O termo burnout, porém, foi criado apenas em 1974, quando o psicanalista estadunidense Hebert Fraudenberger usou a expressão para sintetizar os sintomas que observou em si mesmo e em companheiros de trabalho.

Sentimento na modernidade

O Brasil vive um momento de alerta vermelho para o aparecimento da síndrome de burnout. Com taxas de desemprego na casa dos 12%, as empresas aumentam a cobrança por resultados e os trabalhadores sentem a pressão de que outros profissionais tão – ou melhor – capacitados estão disponíveis no mercado para ocupar a vaga.

Em uma entrevista para a Revista Administradores, o médico do trabalho João Silvestre diz não ser exagero relacionar a crise econômica e política com o surgimento do burnout, pois problemas sociais impactam diretamente a saúde e bem-estar das pessoas. E não é necessário que haja uma grande crise para isso, uma simples reformulação no modelo de negócios faz com que alguns trabalhadores sintam o impacto.

Sintomas

A síndrome do burnout possui três características básicas: exaustão, despersonalização e queda de produtividade. Na pesquisa realizada pelo Isma, a mais citada pelos entrevistados é a exaustão, em 97% dos casos. Foram relatados casos de fraqueza, dores musculares e de cabeça, náuseas, distúrbios do sono, queda na imunidade e no desejo sexual, alergias, quedas de cabelo e um sentimento constante de desesperança, com traços de raiva, impaciência e depressão.

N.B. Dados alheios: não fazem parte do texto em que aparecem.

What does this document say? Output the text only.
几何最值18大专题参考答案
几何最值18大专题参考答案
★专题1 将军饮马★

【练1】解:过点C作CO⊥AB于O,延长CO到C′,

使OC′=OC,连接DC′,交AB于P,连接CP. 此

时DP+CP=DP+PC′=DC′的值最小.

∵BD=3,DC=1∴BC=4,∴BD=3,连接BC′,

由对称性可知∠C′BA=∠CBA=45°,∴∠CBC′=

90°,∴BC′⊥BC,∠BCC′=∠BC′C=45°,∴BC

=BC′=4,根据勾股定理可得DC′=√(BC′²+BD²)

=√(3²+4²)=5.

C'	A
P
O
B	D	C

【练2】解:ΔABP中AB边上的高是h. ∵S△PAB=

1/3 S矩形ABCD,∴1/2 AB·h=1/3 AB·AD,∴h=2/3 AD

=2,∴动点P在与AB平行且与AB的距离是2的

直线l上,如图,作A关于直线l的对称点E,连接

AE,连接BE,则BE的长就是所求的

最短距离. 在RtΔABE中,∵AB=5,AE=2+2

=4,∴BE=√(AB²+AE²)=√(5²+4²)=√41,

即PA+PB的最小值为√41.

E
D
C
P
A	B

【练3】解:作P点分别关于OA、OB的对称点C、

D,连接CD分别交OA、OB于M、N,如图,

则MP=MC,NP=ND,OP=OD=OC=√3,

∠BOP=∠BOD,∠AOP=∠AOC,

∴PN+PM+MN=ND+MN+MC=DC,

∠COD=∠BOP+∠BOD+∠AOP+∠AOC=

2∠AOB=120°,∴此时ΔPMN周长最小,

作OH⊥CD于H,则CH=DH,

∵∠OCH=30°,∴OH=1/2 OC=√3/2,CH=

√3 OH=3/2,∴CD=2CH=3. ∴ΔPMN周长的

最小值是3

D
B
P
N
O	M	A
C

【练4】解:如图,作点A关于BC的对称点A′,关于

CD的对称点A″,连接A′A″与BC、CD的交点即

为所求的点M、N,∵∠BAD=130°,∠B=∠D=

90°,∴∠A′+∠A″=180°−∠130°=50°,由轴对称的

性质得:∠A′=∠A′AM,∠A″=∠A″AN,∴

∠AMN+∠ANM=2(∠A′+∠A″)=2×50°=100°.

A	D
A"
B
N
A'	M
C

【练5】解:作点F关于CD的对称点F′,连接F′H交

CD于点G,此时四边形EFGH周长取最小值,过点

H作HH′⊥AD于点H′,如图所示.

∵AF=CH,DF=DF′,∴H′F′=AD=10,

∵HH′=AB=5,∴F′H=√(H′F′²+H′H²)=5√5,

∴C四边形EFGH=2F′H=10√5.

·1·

A segunda característica está ligada ao lado emocional, com um distanciamento afetivo das pessoas e a tendência a se tornar ranzinza e negativista. Já a terceira diz respeito à satisfação pessoal, pois o trabalhador começa a produzir cada vez menos por achar que aquilo não tem valor.

Como evitar

Possuir um departamento voltado para saúde e segurança do trabalhador é diferencial na luta contra o esgotamento físico e psicológico dos empregados. O tratamento envolve afastamento, descanso e um processo terapêutico para entender o problema. Em alguns casos também é necessário fazer intervenção medicamentosa. Mas nada disso será suficiente se o ambiente de trabalho não mudar. Caso contrário, a pessoa retornará nas mesmas condições que saiu, o que pode piorar seu estado de saúde.

Porém existem alguns pontos que podem ser desenvolvidos para evitar que isso ocorra:

1. Relaxe. Encontre algo para distrair a cabeça e faça com que se torne uma rotina. Sentar em casa para assistir filme, sair com os amigos ou praticar ioga são boas sugestões do que fazer.

2. Durma bem. Não respeitar os limites do próprio corpo pode levar ao esgotamento ainda mais rápido do que já ocorreria. Não se forçar a trabalhar até madrugada adentro e entender as necessidades biológicas são fatores fundamentais para evitar o burnout.

3. Pratique atividade física. Descarregar o stress com atividades físicas é uma maneira de focar o corpo e a mente para longe dos problemas, além de trazer bem-estar para desenvolver melhor o serviço.

4. Cuide da alimentação. Além de criar uma rotina, comer bem e de três em três horas alivia a fome proporcionada pelo estresse e traz benefícios também para o corpo.

5. Converse. Guardar os problemas para si mesmo só vai fazer com que eles fiquem ainda maiores. Para isso, buscar ajuda profissional é fundamental para entender qual é o problema e, principalmente, como encarar o retorno ao trabalho.